Brian de Garis’s brief entry on the Cinderella state helped me to understand the historical basis of that common designation; Charlie Fox’s long one on class draws out its distinctive subtleties in the West. Graham Seal’s treatment of folklore picks up some expressive terms in the Western Australian lexicon: ‘polony’ for what the South Australians call ‘fritz’, a ‘ging’ for a ‘shanghai’, and diminutives such as ‘Freo’ and ‘Subi’. But what about ‘Ding’? The Australian National Dictionary records some eastern-states usage of this derogatory term for an Italian, but it had widest currency in the West. Hence the affray at Kalgoorlie in 1934, which is related in the entry on race riots, was known as the ‘Battle of Dingbat Flat’.
A host of entries take up distinctive aspects of Western Australian history: camels, Dutch maritime exploration, Fenians, Fremantle Doctor, Indian Ocean, Jarrah dieback, pearling, rabbit-proof fence, Sandgroper, WA Inc., wheatbelt. Others take a more generic subject and explore its distinctive forms: economy, entrepreneurs (but if Claude de Bernales, why not Alan Bond?), manufacturing, mining and retailing; railways, rivers and roads; fiction, journalism, music, radio and theatre; politics, feminist movement, trade unions, and so on. Then there are organisations such as the Karrakatta and Weld clubs that are local instances of a more general phenomenon, or unique to the West, such the Ugly Men’s Association. Each of the universities is given an entry, though the one for Curtin reads as if it was lifted from promotional material.
More problematic are the entries on topics where the local content is incidental. The contributors on adolescence, alternative medicine, anti-smoking campaign, competition policy, conscription, domestic work, Korean war, Malayan campaign, migrant education and wartime propaganda struggle to find anything to characterise their Western Australian manifestations. At best they can provide some state statistics or name a local notable, but in the absence of biographies, the trail ends there.
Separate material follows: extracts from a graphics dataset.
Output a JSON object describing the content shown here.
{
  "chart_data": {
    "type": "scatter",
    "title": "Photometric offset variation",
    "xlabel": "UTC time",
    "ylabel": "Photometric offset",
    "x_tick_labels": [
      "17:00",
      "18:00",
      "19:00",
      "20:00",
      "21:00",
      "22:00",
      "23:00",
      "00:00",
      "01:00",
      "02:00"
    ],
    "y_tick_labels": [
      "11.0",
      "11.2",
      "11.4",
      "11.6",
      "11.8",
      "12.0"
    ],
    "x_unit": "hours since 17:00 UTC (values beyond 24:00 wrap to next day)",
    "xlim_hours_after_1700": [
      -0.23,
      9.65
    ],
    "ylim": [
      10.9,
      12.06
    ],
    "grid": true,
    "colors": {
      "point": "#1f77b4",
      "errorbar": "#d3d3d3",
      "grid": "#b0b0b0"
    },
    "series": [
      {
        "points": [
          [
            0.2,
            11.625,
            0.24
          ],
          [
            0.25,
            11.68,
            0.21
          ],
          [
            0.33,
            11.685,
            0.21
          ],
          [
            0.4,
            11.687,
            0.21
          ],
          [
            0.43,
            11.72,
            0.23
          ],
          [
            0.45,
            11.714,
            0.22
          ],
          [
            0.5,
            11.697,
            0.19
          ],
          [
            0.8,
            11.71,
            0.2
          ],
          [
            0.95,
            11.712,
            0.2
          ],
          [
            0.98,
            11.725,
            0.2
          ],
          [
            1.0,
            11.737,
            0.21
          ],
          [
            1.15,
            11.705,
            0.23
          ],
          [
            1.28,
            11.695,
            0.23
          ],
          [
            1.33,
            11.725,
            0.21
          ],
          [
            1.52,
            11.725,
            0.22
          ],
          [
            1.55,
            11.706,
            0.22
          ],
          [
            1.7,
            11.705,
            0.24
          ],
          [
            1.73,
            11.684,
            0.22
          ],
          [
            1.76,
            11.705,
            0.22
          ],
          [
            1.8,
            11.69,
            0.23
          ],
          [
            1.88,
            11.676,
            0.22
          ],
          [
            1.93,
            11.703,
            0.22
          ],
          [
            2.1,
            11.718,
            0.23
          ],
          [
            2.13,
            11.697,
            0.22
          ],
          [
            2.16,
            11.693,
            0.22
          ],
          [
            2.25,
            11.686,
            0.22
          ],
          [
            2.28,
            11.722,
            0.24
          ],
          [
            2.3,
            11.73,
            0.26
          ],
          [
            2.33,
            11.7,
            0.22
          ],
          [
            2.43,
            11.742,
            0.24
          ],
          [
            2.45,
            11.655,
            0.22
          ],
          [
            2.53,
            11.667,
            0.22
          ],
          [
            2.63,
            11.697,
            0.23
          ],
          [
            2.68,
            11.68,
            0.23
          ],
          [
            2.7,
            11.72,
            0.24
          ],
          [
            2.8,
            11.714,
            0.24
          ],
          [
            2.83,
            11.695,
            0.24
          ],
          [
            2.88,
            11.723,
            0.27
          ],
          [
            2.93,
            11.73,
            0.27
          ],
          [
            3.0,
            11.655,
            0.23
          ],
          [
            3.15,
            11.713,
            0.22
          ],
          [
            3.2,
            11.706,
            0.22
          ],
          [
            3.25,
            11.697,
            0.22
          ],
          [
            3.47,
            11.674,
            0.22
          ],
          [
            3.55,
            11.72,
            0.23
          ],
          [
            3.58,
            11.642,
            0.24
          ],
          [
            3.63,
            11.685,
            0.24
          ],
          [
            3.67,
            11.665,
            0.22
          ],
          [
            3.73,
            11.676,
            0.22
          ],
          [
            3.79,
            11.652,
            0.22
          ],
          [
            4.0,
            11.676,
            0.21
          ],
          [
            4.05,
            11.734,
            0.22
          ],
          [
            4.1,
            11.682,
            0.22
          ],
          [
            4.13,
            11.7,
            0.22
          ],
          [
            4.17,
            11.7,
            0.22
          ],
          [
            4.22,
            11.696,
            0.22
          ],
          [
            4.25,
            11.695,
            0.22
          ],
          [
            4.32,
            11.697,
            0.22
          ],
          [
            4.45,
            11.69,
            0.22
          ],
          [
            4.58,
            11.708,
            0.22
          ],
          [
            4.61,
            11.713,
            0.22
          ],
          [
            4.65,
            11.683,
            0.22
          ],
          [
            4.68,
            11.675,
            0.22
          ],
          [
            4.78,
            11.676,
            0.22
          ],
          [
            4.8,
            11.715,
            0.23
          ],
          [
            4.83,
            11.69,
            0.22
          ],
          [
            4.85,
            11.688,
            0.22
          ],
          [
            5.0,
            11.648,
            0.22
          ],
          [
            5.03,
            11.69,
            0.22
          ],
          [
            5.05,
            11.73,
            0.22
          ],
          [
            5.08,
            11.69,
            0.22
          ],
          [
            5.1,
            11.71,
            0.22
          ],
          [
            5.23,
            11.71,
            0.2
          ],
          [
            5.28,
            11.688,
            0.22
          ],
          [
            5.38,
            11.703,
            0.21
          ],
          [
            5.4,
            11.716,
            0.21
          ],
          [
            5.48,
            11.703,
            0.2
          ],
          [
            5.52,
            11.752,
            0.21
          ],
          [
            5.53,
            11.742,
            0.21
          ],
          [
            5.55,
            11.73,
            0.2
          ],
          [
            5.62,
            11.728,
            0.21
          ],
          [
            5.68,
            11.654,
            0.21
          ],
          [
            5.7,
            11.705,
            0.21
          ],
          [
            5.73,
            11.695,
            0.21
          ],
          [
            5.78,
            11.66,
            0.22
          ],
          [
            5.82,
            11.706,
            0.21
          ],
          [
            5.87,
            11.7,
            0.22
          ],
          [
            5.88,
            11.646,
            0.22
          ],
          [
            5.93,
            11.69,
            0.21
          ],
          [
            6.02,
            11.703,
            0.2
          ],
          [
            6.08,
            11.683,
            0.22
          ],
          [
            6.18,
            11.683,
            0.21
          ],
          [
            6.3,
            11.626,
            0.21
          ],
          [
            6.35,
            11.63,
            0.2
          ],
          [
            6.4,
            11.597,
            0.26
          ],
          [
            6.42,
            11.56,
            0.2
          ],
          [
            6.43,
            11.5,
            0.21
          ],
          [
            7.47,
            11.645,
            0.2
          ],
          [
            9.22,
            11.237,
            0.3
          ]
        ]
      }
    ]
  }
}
Any reference work of this kind is drawn by a remorseless logic of ‘if X, then surely Y’, but I have a feeling that the net has been cast too wide. The purpose of the Encyclopedia, as explained in the introduction, is to ‘reshape the way we understand history in Western Australia’. To this end, it seeks to be truly encyclopedic, with entries on astronautics and zoology, acclimatisation and water management, to stand alongside ‘more traditional subjects’ such as foundation and royal tours, though the appendices also include a full list of them. Many of these entries are written by specialists on the subject with varying degrees of success. The best of them are informed and informative; others suffer from a lack of the historian’s awareness of context and contingency.
Alongside this principle that ‘everything is susceptible to historical analysis’ is an insistence on multiple voices and multiple perspectives. This is served partly by the commissioning of multiple entries (there are seven on music, with a good deal of overlap, and no less than three on cadets), partly by an emphasis on race, ethnicity, gender and class. The Aboriginal voice is certainly included: the first twenty-five entries begin with the prefix Aboriginal, despite one of the contributors protesting against the use of this portmanteau term.
The Historical Encyclopedia of Western Australia is thus a reference work and something more. It has the qualities of a good reference tool – comprehensiveness, clarity, close attention to detail – and the editors have clearly worked with their support staff to maintain consistency. It is also an exercise in exploration of a particular place and its people. The editors declare that ‘Western Australian history, once considered peripheral, is gradually being recognised for the way it enriches Australian history and contemporary understandings of the past’. I think the result vindicates the claim.